Imitation is the truest form of flattery
Yes, Monkey has reached the parrott-stage. She is trying to repeat things I say more and more, and has begun to imitate actions she sees me doing regularly. For example, in the morning we brush our teeth together- I give her her little baby toothbrush and she walks around chewing on it, then I sit her on the toilet and brush those tiny teeth before giving her a drink of water from the cup. She Imitates my dancing- which admittedly i don't do that often, but if I see her getting into the groove, I join in and she copies. A 16-month-old headbanging is hella-cute! She watches me putting on my makeup from the other side of the bathroom barrier and now puts any wet substance she comes into contact with onto her cheeks with a gentle rubbing motion.
Unfortunately, she does not discriminate when it comes to what substance she applies to her porcelain skin. Also, she does not really understand the difference between Milk, drinking water, bath water, toilet water, spaghetti sauce and peanut oil. This was particularly problematic the other day when I turned around from filling the sink with dish-water (yes, I do dishes and no, we don't have a dishwasher) to find her splashing gleefully in the sauce-pan of peanut oil my dear Hubby decided to store in the under-the-oven drawer. Now, in all fairness, he has been storing that sauce pan full of oil in there since I can remember, and it was covered with a lid, and Monkey had never found that pan before, though she had most definitely found things to play with in that drawer as of late. So, there she is, splashing in the peanut oil and delicately applying generous amonts of it to her face and hair. I began the "oh, no! Monkey! nononononono! routine and she thinks it's time to play chase... she takes off through the house dripping oil from her head and face and hands, as I chase her in a half squat with that horrified face that says "PLEASE GOD DON'T LET HER TOUCH THE COUCHES!!!!!!!!"
Luckily, I caught her before she got her hands on anything and of course she promptly got a bath featuring copious amounts of baby-shampoo.

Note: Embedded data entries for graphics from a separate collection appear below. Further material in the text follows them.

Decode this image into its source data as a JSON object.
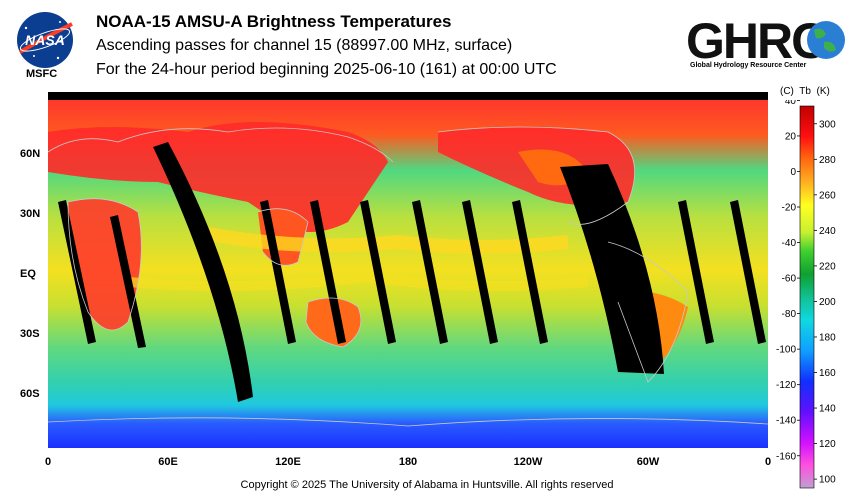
{
  "header": {
    "title": "NOAA-15 AMSU-A Brightness Temperatures",
    "subtitle_1": "Ascending passes for channel 15 (88997.00 MHz, surface)",
    "subtitle_2": "For the 24-hour period beginning 2025-06-10 (161) at 00:00 UTC"
  },
  "logos": {
    "nasa_text": "NASA",
    "nasa_label": "MSFC",
    "ghrc_text": "GHRC",
    "ghrc_subtitle": "Global Hydrology Resource Center"
  },
  "map": {
    "longitude_labels": [
      "0",
      "60E",
      "120E",
      "180",
      "120W",
      "60W",
      "0"
    ],
    "latitude_labels": [
      "60N",
      "30N",
      "EQ",
      "30S",
      "60S"
    ],
    "colors": {
      "polar": "#1a3cff",
      "cold_band": "#1fc2e6",
      "ocean": "#3fd0a8",
      "mid": "#8ee050",
      "warm": "#f0e020",
      "hot": "#ff8a10",
      "land": "#ff2a2a",
      "gap": "#000000",
      "coast": "#c8c8c8"
    }
  },
  "colorbar": {
    "header_c": "(C)",
    "header_tb": "Tb",
    "header_k": "(K)",
    "celsius_ticks": [
      "40",
      "20",
      "0",
      "-20",
      "-40",
      "-60",
      "-80",
      "-100",
      "-120",
      "-140",
      "-160"
    ],
    "kelvin_ticks": [
      "300",
      "280",
      "260",
      "240",
      "220",
      "200",
      "180",
      "160",
      "140",
      "120",
      "100"
    ],
    "kelvin_max": 310,
    "kelvin_min": 95
  },
  "footer": {
    "copyright": "Copyright © 2025 The University of Alabama in Huntsville.  All rights reserved"
  }
}
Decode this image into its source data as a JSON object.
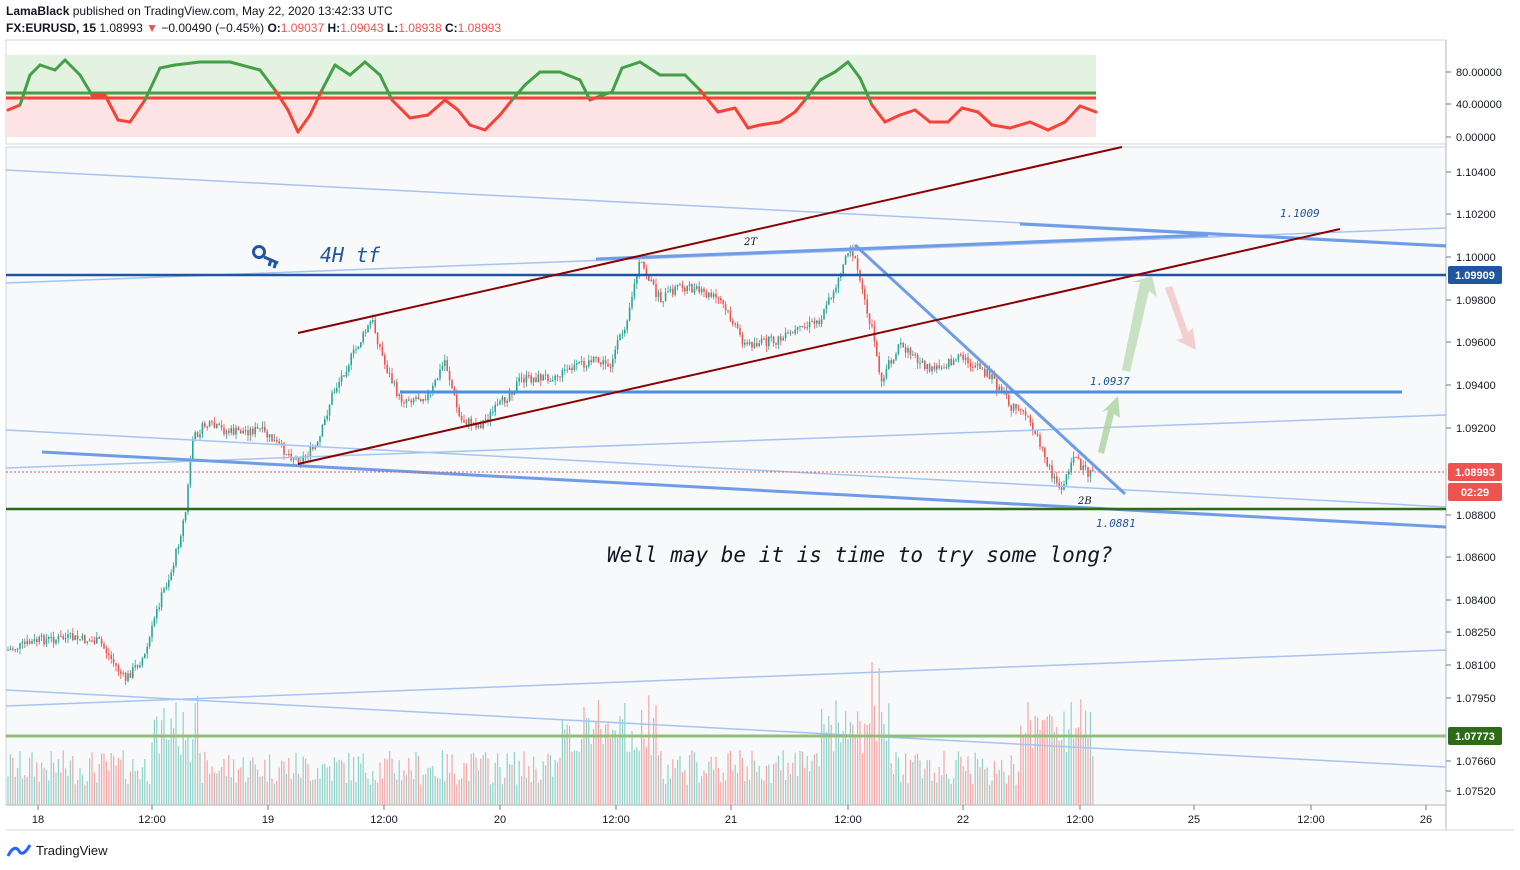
{
  "header": {
    "author": "LamaBlack",
    "published_text": "published on TradingView.com, May 22, 2020 13:42:33 UTC",
    "symbol": "FX:EURUSD, 15",
    "last": "1.08993",
    "change": "−0.00490 (−0.45%)",
    "o_label": "O:",
    "o_value": "1.09037",
    "h_label": "H:",
    "h_value": "1.09043",
    "l_label": "L:",
    "l_value": "1.08938",
    "c_label": "C:",
    "c_value": "1.08993"
  },
  "footer": {
    "brand": "TradingView",
    "icon": "tradingview-logo-icon"
  },
  "colors": {
    "up": "#26a69a",
    "down": "#ef5350",
    "blue_line": "#1e56a0",
    "light_blue": "#6f9ce6",
    "channel": "#8b0000",
    "green_line": "#2e6b16",
    "osc_green": "#43a047",
    "osc_red": "#f44336"
  },
  "chart_data": {
    "type": "candlestick",
    "price_axis": {
      "ticks": [
        "1.10400",
        "1.10200",
        "1.10000",
        "1.09800",
        "1.09600",
        "1.09400",
        "1.09200",
        "1.08800",
        "1.08600",
        "1.08400",
        "1.08250",
        "1.08100",
        "1.07950",
        "1.07660",
        "1.07520"
      ],
      "labels": [
        {
          "text": "1.09909",
          "kind": "blue"
        },
        {
          "text": "1.08993",
          "kind": "red"
        },
        {
          "text": "02:29",
          "kind": "red"
        },
        {
          "text": "1.07773",
          "kind": "green"
        }
      ]
    },
    "time_axis": {
      "ticks": [
        "18",
        "12:00",
        "19",
        "12:00",
        "20",
        "12:00",
        "21",
        "12:00",
        "22",
        "12:00",
        "25",
        "12:00",
        "26"
      ]
    },
    "oscillator": {
      "ticks": [
        "80.00000",
        "40.00000",
        "0.00000"
      ]
    },
    "annotations": {
      "four_h": "4H tf",
      "key_icon": "key-icon",
      "two_t": "2T",
      "two_b": "2B",
      "lvl_1009": "1.1009",
      "lvl_0937": "1.0937",
      "lvl_0881": "1.0881",
      "message": "Well may be it is time to try some long?"
    }
  }
}
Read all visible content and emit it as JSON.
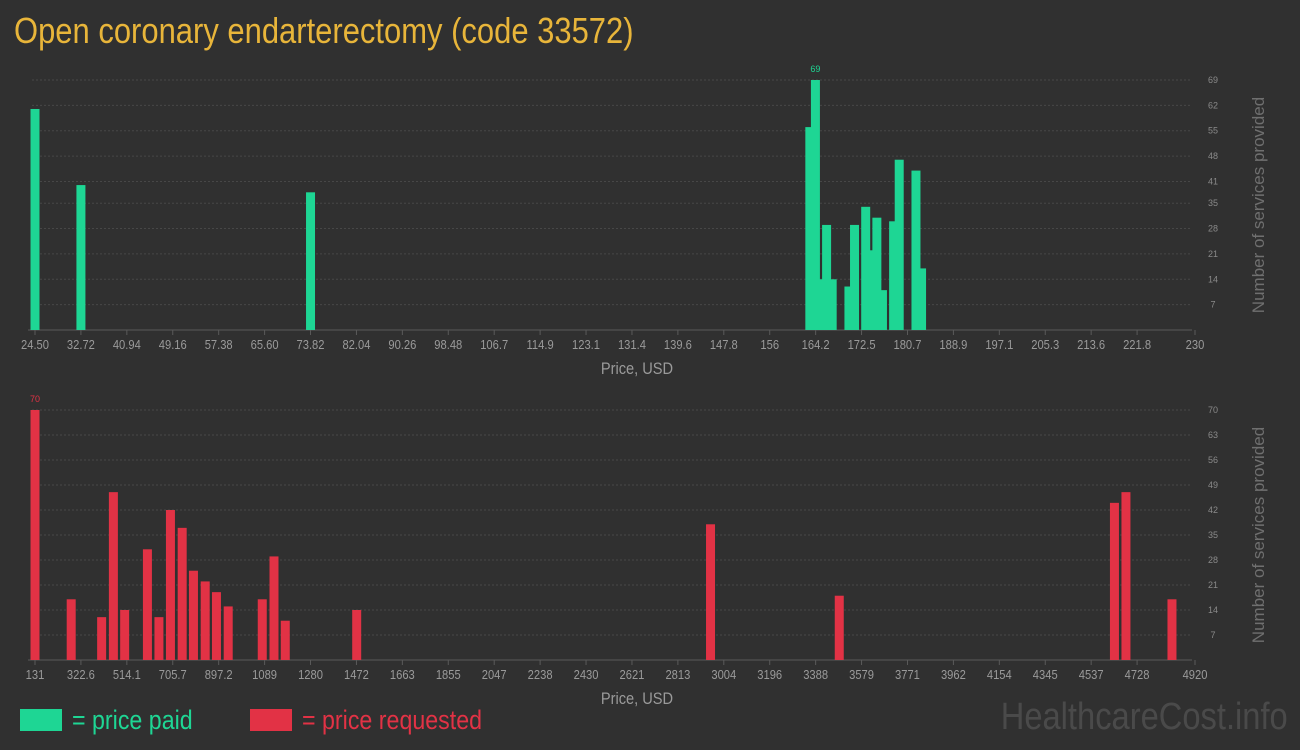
{
  "title": "Open coronary endarterectomy (code 33572)",
  "colors": {
    "paid": "#1ed694",
    "requested": "#e23245",
    "title": "#e8b53a",
    "background": "#303030"
  },
  "chart_data": [
    {
      "type": "bar",
      "name": "price paid",
      "xlabel": "Price, USD",
      "ylabel": "Number of services provided",
      "x_tick_labels": [
        "24.50",
        "32.72",
        "40.94",
        "49.16",
        "57.38",
        "65.60",
        "73.82",
        "82.04",
        "90.26",
        "98.48",
        "106.7",
        "114.9",
        "123.1",
        "131.4",
        "139.6",
        "147.8",
        "156",
        "164.2",
        "172.5",
        "180.7",
        "188.9",
        "197.1",
        "205.3",
        "213.6",
        "221.8",
        "230"
      ],
      "xlim": [
        24.5,
        230
      ],
      "y_ticks": [
        7,
        14,
        21,
        28,
        35,
        41,
        48,
        55,
        62,
        69
      ],
      "ylim": [
        0,
        69
      ],
      "grid": true,
      "y_axis_side": "right",
      "max_label": "69",
      "x": [
        24.5,
        32.72,
        73.82,
        163.2,
        164.2,
        165.2,
        166.2,
        167.2,
        170.2,
        171.2,
        173.2,
        174.2,
        175.2,
        176.2,
        178.2,
        179.2,
        182.2,
        183.2,
        189.2,
        200.2
      ],
      "values": [
        61,
        40,
        38,
        56,
        69,
        14,
        29,
        14,
        12,
        29,
        34,
        22,
        31,
        11,
        30,
        47,
        44,
        17,
        0,
        0
      ]
    },
    {
      "type": "bar",
      "name": "price requested",
      "xlabel": "Price, USD",
      "ylabel": "Number of services provided",
      "x_tick_labels": [
        "131",
        "322.6",
        "514.1",
        "705.7",
        "897.2",
        "1089",
        "1280",
        "1472",
        "1663",
        "1855",
        "2047",
        "2238",
        "2430",
        "2621",
        "2813",
        "3004",
        "3196",
        "3388",
        "3579",
        "3771",
        "3962",
        "4154",
        "4345",
        "4537",
        "4728",
        "4920"
      ],
      "xlim": [
        131,
        4920
      ],
      "y_ticks": [
        7,
        14,
        21,
        28,
        35,
        42,
        49,
        56,
        63,
        70
      ],
      "ylim": [
        0,
        70
      ],
      "grid": true,
      "y_axis_side": "right",
      "max_label": "70",
      "x": [
        131,
        282,
        409,
        458,
        505,
        600,
        648,
        696,
        745,
        792,
        841,
        888,
        937,
        1079,
        1128,
        1175,
        1473,
        2949,
        3486,
        4634,
        4682,
        4874
      ],
      "values": [
        70,
        17,
        12,
        47,
        14,
        31,
        12,
        42,
        37,
        25,
        22,
        19,
        15,
        17,
        29,
        11,
        14,
        38,
        18,
        44,
        47,
        17
      ]
    }
  ],
  "legend": {
    "paid_label": "= price paid",
    "requested_label": "= price requested"
  },
  "watermark": "HealthcareCost.info"
}
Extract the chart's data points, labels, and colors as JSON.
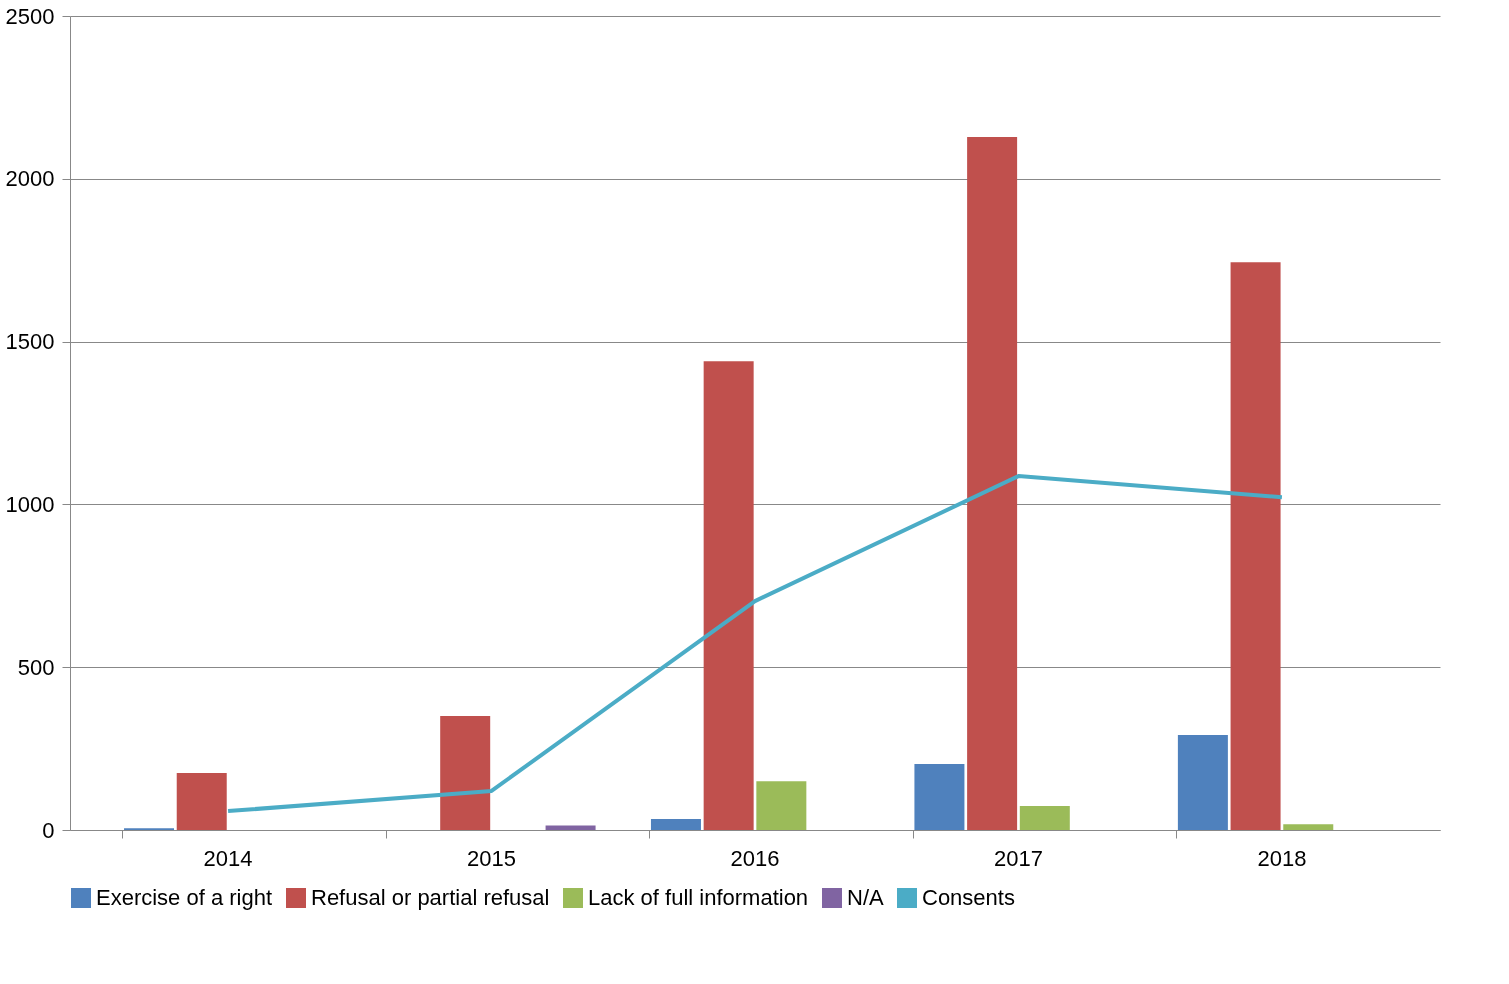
{
  "chart_data": {
    "type": "bar",
    "categories": [
      "2014",
      "2015",
      "2016",
      "2017",
      "2018"
    ],
    "series": [
      {
        "name": "Exercise of a right",
        "color": "#4f81bd",
        "values": [
          5,
          0,
          34,
          203,
          292
        ]
      },
      {
        "name": "Refusal or partial refusal",
        "color": "#c0504d",
        "values": [
          175,
          350,
          1440,
          2128,
          1744
        ]
      },
      {
        "name": "Lack of full information",
        "color": "#9bbb59",
        "values": [
          0,
          0,
          150,
          74,
          18
        ]
      },
      {
        "name": "N/A",
        "color": "#8064a2",
        "values": [
          0,
          14,
          0,
          0,
          0
        ]
      },
      {
        "name": "Consents",
        "color": "#4bacc6",
        "type": "line",
        "values": [
          58,
          120,
          703,
          1087,
          1022
        ]
      }
    ],
    "ylim": [
      0,
      2500
    ],
    "yticks": [
      0,
      500,
      1000,
      1500,
      2000,
      2500
    ],
    "grid": "y",
    "legend": "bottom",
    "marker": "none"
  }
}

The dishes didn't get done that day and we had leftovers for dinner because I spent the next two hours cleaning oil off the pans and drawer and oven and linoleum. When Hubby arrives home from work, I fill him in on the day's excitement and he says with a giggle "See Monkey, that's why I'm always saying not to play in that under-the-oven drawer!".................................WHA?!!?!?!!!!?!!????
So instead of seeing that monkey has taken a liking to that drawer and REMOVING THE PAN OF OIL, he has been saying "No!" and maybe putting her in her penalty-box ( which, by the way HASN'T WORKED FOR ANYTHING ELSE WE WANT HER TO STAY AWAY FROM SO WHY DID HE THINK IT WOULD MAGICALLY WORK FOR THE PAN OF FUN-OIL!!!!!!!!) and now I can really fully blame him for the three or so hours of my life which were hijacked by that damn pan of oil. Men.
On the upside, I didn't have to put baby-lotion on her after that bath.